My son and I are LSU alums, and we love our alma mater, but the overwhelming emotion I felt about Mike VI’s death took me by surprise. Perhaps when you have so much insanity swirling about, a small thing can come along and wipe you out.
But I do Mike VI an injustice if I consider him a “small thing”. Mike VI was more than a symbol, more than a pet to be trotted out during games, more than a specimen to be gawked at through Plexiglas walls. Mike VI was a beloved, fellow sentient being and I feel the loss of him.
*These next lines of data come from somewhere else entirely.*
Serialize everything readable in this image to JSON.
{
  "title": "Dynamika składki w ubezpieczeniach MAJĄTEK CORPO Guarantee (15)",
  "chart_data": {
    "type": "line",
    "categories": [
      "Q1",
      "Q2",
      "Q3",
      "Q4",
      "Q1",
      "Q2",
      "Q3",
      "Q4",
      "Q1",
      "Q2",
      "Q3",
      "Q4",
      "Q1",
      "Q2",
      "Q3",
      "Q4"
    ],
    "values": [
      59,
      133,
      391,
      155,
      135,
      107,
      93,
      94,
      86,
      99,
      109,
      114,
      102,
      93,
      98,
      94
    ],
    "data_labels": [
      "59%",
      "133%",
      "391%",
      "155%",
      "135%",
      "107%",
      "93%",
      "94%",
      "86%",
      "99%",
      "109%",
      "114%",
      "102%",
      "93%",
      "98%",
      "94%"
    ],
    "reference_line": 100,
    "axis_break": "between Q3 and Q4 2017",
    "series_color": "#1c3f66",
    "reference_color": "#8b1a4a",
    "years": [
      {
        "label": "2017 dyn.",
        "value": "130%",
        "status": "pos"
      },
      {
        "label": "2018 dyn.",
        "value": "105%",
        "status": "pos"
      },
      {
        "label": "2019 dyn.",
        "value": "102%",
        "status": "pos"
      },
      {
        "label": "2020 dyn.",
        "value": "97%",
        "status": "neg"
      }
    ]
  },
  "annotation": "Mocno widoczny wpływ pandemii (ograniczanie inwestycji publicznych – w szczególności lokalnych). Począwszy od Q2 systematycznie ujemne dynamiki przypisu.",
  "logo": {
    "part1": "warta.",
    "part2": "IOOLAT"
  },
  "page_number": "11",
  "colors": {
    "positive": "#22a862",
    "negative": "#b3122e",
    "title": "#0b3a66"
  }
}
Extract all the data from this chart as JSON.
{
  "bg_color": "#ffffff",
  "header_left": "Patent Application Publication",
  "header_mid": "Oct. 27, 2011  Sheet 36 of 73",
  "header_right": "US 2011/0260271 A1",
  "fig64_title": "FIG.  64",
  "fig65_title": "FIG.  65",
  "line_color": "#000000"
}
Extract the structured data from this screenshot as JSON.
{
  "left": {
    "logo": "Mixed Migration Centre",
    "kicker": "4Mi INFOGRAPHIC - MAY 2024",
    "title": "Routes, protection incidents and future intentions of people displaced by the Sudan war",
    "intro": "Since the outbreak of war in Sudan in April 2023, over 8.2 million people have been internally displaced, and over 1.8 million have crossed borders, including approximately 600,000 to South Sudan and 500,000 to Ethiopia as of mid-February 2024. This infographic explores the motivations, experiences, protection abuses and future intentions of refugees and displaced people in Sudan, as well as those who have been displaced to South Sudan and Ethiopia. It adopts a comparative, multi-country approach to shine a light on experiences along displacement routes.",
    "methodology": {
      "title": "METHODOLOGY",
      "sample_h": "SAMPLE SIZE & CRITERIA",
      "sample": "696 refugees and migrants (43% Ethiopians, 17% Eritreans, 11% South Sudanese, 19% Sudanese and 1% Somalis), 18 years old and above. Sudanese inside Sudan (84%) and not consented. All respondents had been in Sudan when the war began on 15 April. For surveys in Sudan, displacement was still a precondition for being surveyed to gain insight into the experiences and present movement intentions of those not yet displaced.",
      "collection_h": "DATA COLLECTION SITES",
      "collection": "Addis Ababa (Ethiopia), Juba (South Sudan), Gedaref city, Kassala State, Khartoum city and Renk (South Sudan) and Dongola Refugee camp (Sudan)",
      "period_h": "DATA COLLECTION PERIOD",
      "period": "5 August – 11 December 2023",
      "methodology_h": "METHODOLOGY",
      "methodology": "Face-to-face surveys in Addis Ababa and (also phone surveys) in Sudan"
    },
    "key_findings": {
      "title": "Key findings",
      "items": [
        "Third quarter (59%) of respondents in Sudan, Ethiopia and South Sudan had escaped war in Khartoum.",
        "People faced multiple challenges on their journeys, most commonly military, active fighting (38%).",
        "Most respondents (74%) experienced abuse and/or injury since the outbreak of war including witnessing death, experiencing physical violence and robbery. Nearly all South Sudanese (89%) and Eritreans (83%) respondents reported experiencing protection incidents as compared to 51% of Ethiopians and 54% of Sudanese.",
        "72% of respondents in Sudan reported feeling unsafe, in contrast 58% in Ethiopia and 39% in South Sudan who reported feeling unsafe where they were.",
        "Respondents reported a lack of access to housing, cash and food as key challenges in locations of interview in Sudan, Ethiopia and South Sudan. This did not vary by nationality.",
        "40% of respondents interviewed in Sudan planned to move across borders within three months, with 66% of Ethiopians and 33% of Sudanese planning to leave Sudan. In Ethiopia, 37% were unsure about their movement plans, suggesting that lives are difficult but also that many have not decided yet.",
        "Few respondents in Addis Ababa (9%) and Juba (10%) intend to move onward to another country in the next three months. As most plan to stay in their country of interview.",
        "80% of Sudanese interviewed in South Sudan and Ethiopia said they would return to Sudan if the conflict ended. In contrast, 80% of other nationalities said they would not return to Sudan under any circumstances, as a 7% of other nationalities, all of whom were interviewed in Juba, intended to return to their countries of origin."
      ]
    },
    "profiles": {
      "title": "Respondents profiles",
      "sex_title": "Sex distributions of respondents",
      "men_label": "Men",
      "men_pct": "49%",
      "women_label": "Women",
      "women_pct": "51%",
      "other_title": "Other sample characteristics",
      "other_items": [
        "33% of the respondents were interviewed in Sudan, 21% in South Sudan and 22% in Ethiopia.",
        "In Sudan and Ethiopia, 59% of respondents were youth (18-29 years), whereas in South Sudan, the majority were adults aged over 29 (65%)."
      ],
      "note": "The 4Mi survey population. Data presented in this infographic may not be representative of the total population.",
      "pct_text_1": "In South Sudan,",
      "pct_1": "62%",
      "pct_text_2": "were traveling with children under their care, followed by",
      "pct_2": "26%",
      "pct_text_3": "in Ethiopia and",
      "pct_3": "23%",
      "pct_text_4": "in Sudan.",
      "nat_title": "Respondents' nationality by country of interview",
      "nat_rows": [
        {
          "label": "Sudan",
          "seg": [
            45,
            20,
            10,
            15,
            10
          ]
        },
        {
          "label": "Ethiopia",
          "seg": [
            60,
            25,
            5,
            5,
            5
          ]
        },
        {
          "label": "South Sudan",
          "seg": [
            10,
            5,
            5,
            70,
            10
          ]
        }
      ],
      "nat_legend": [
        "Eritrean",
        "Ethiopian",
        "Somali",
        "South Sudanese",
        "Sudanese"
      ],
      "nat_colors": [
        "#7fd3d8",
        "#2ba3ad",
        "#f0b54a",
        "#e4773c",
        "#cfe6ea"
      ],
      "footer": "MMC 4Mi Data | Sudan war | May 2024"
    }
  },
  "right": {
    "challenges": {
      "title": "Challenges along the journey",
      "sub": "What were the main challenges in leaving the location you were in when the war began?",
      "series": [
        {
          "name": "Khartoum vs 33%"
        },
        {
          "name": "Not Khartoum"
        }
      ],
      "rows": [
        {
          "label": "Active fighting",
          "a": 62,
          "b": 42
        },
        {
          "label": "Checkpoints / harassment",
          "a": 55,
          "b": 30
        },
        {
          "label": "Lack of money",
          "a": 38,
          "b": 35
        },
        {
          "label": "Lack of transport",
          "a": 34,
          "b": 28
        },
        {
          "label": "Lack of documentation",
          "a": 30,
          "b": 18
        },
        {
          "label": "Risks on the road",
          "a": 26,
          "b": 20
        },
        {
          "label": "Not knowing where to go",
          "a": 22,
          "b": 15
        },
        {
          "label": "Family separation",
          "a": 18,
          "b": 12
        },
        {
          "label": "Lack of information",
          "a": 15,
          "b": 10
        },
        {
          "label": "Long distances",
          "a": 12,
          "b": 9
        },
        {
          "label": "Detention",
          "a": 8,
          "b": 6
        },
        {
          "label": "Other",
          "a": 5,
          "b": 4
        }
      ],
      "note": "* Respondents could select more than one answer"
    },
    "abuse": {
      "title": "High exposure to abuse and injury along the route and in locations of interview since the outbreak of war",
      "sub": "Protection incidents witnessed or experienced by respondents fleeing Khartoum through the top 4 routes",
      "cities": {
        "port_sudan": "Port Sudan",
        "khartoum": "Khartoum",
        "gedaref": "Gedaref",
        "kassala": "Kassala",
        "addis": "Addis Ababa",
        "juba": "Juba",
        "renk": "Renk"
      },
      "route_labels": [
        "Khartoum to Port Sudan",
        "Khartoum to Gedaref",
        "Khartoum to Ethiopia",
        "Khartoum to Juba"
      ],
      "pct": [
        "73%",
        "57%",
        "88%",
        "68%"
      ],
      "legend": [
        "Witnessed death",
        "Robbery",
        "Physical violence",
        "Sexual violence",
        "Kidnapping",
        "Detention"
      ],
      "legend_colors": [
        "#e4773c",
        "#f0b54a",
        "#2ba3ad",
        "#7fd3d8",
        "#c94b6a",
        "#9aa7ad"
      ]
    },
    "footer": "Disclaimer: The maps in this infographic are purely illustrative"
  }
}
Losing him helped me to finally allow myself to be emotionally vulnerable to the events going on around me, from the disheartening dispute surrounding Standing Rock and the Dakota Access Pipeline to the continued quest for justice through the Kaepernick protest and the Black Lives Matter movement.
Our world can be a difficult place and we have to find our joys where we can.
Shortly after hearing about Mike VI, I put together a recipe to honor him. Tiger Slaw is purple, gold and spicy – just like a football Saturday night in Tiger Stadium. I’ll be combining it with another dish in an upcoming post that celebrates an enduring friendship that began on the campus of Louisiana State University almost three decades ago.
Rest well, Mike VI, and thank you for inspiring me to once again engage in one of the core ideas of the SoulCreole Project: recognizing food’s sacred ability to facilitate healing.